Dans le contexte du différend sur la transposition par le Luxembourg de la directive sur le détachement des travailleurs qui a opposé Commission et gouvernement luxembourgeois qui a été tranché par la CJCE en défaveur du Luxembourg, et du débat sur la directive sur la directive sur le temps de travail, Kientzele a exposé plusieurs points :

  1. Ce fut une erreur de ne pas avoir mis en place un comité administratif qui aurait assuré le suivi de la mise en œuvre de la directive sur le détachement des travailleurs. Un procès comme celui devant la CJCE aurait pu être évité.
  2. En octobre 2008, le Parlement européen remettra un rapport sur cet arrêt, et il préparera aussi pour décembre 2008 un rapport sur le projet de directive sur le temps de travail dans le cadre de la codécision.
  3. Le Forum sur les droits sociaux et la mobilité de la main-d'œuvre qui sera organisé en octobre 2008 sous Présidence française, après des pressions des gouvernements danois, suédois et aussi luxembourgeois  abordera les « vraies questions ». Si ce forum demandera une guidance interprétative pour la transposition des directives, il y aura une telle guidance, notamment sur les minima sociaux qui ne seront pas des maxima.

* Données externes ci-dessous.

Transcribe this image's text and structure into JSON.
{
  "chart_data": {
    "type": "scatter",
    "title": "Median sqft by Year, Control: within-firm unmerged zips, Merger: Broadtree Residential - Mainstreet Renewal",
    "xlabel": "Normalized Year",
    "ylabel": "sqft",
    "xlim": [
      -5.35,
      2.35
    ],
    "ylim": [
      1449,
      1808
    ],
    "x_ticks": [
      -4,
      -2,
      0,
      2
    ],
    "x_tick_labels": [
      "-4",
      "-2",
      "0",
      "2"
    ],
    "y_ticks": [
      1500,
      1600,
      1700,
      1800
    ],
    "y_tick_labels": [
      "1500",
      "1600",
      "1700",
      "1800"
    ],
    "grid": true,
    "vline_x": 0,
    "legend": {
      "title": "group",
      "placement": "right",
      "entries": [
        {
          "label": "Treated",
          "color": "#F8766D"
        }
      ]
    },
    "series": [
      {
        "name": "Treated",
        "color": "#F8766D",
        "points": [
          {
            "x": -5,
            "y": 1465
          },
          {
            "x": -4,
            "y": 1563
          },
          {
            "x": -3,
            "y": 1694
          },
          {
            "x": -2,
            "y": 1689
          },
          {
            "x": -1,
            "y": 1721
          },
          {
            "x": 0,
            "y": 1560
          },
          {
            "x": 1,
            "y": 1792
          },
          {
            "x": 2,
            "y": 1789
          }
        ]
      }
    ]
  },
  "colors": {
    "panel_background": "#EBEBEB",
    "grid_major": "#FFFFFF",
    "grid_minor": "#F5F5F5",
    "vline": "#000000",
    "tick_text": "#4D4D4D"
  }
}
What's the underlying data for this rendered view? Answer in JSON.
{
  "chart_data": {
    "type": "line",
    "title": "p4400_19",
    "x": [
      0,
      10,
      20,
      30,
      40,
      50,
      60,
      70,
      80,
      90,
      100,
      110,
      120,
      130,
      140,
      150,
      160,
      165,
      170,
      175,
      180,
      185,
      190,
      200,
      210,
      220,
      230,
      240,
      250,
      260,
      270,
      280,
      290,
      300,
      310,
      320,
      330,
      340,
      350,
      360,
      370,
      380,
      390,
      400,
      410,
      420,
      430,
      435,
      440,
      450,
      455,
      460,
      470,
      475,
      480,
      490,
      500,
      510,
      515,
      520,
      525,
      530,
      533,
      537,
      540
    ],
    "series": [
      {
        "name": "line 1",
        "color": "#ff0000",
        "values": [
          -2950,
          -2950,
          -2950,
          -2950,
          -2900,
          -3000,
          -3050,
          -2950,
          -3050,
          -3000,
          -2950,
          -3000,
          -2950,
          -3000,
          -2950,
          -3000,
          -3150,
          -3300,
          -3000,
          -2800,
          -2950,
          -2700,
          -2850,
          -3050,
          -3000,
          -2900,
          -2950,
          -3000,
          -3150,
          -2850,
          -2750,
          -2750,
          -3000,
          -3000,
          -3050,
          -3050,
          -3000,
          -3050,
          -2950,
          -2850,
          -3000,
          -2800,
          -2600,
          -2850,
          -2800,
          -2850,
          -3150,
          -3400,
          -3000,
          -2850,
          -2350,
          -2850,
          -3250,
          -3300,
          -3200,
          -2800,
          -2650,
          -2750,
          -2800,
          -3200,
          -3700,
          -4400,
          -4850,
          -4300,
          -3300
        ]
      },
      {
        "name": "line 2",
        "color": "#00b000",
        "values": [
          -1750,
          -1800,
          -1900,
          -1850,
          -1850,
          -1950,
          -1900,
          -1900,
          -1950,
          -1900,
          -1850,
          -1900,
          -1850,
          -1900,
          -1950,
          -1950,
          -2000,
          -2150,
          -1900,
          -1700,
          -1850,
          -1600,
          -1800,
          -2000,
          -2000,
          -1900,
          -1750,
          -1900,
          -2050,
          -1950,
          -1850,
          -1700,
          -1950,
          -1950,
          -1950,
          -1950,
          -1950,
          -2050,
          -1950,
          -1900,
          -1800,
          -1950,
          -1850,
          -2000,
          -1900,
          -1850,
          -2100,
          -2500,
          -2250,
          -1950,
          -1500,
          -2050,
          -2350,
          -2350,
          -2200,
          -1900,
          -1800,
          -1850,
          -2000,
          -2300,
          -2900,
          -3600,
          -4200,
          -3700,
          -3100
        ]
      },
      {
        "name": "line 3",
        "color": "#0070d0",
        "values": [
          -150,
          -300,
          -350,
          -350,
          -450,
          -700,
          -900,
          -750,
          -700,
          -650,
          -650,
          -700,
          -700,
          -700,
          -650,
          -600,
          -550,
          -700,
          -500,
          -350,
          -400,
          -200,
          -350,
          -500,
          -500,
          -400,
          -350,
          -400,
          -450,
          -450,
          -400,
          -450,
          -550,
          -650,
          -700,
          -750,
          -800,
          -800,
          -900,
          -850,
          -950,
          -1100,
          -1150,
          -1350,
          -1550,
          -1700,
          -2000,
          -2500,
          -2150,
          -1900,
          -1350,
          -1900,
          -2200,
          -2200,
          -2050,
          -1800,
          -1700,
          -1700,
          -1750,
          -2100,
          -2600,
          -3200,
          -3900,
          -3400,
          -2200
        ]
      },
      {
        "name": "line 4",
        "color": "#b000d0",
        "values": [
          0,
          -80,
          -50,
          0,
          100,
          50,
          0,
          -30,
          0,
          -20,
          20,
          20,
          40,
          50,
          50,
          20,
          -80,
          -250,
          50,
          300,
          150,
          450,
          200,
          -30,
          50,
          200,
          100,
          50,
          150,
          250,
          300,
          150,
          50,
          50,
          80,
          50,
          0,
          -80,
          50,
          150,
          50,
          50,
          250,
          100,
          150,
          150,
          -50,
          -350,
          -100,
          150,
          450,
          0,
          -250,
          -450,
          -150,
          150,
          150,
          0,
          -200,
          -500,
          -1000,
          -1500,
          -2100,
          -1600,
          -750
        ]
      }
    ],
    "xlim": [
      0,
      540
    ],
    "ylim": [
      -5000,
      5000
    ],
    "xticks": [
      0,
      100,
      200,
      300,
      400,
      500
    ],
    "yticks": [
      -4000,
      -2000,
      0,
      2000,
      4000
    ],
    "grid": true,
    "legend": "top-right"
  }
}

Kientzele confirma qu’il y avait "un retour du social dans le politique" en Europe et qu’il y avait "au moins un constat de malaise". En même temps, il déclara qu’on "est actuellement et jusqu’à la fin de la Présidence suédoise qui finira en décembre 2009 dans un contexte politique favorable pour créer des paquets qui feront avancer en de nombreux points l’agenda social."

Comment procédera-t-on?

Kientzele a rappelé que "les actions dans le domaine social incombent essentiellement aux États membres et doivent être mises en place au plus près du citoyen, aux niveaux national, régional et local."

La Commission se propose donc, dans le respect de la subsidiarité, de mobiliser une combinaison d’instruments pour atteindre les objectifs définis dans l’agenda social renouvelé:

  • la législation communautaire (par ex. des propositions relatives à la discrimination en dehors du marché du travail, aux droits des patients dans le contexte des soins de santé transfrontaliers ainsi qu’à l’amélioration du fonctionnement des comités d’entreprise européens);
  • le dialogue social (en encourageant les partenaires sociaux à exploiter pleinement les possibilités qu’offre le dialogue social européen);
  • la coopération entre États membres (en particulier, une coopération renforcée dans les domaines de la protection sociale et de l’inclusion sociale);
  • le financement communautaire (par les Fonds structurels de l’UE, le Fonds européen d’ajustement à la mondialisation et le programme PROGRESS pour l’emploi et la solidarité sociale);
  • les partenariats, le dialogue et la communication (la participation et la consultation des organisations non gouvernementales, des autorités locales et régionales et d’autres parties prenantes);
  • des politiques communautaires favorisant les opportunités, l’accès et la solidarité (grâce à l’examen des retombées des nouvelles initiatives sur le domaine social et l’emploi).